Repressilator
The repressilator is a synthetic genetic circuit designed to produce oscillating gene expression in bacteria. Created by Michael Elowitz and Stanislas Leibler in 2000, the circuit consists of three genes arranged in a feedback loop: each gene represses the next, and the third represses the first. This cyclic inhibition produces oscillations in protein concentration — a synthetic biological clock implemented in DNA.

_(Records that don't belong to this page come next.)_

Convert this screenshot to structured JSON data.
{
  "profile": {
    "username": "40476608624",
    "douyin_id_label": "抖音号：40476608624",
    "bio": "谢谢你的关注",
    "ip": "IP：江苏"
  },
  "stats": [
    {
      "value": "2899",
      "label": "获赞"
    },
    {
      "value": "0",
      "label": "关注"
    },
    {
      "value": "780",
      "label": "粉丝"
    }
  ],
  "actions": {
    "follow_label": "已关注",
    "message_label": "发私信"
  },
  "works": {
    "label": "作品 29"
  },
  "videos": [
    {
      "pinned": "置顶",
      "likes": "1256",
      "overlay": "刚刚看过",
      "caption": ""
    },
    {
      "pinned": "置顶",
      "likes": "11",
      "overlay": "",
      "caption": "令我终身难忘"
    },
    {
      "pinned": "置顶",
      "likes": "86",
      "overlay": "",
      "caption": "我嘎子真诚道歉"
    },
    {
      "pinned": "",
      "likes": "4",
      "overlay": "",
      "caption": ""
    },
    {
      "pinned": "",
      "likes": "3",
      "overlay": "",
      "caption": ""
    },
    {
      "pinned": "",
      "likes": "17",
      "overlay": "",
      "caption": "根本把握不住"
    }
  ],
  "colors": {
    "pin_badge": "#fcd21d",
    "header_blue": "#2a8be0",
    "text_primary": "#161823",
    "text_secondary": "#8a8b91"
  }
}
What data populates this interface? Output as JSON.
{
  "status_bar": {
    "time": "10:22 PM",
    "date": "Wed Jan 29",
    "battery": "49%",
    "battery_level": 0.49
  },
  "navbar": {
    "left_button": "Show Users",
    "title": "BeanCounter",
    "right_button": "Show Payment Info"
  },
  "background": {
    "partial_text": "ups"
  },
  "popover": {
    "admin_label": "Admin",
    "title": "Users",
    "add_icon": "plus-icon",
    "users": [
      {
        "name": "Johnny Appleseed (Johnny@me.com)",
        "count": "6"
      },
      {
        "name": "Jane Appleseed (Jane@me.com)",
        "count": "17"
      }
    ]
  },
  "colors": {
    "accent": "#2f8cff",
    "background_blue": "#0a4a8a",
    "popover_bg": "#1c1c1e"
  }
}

The repressilator is a proof-of-concept for the broader program of synthetic biology: the claim that genetic circuits can be engineered with the same reliability as electronic circuits. The reality is more complicated. The original repressilator produced noisy, irregular oscillations because cellular noise and gene expression variability overwhelmed the deterministic design. Subsequent versions improved robustness by using stronger promoters, better-insulated genes, and synchronized cell populations — but the fundamental challenge remains: living cells are not passive substrates for engineering; they evolve, compensate, and resist external control.
The repressilator is also a test case for the boolean network abstraction. In a boolean network, the repressilator is a simple three-node cycle with a stable oscillatory attractor. In a real cell, it is a continuous dynamical system with stochastic noise, degradation rates, and cell-cycle dependencies. The boolean model captures the logic; the continuous model captures the reality. Both are necessary, and neither is sufficient.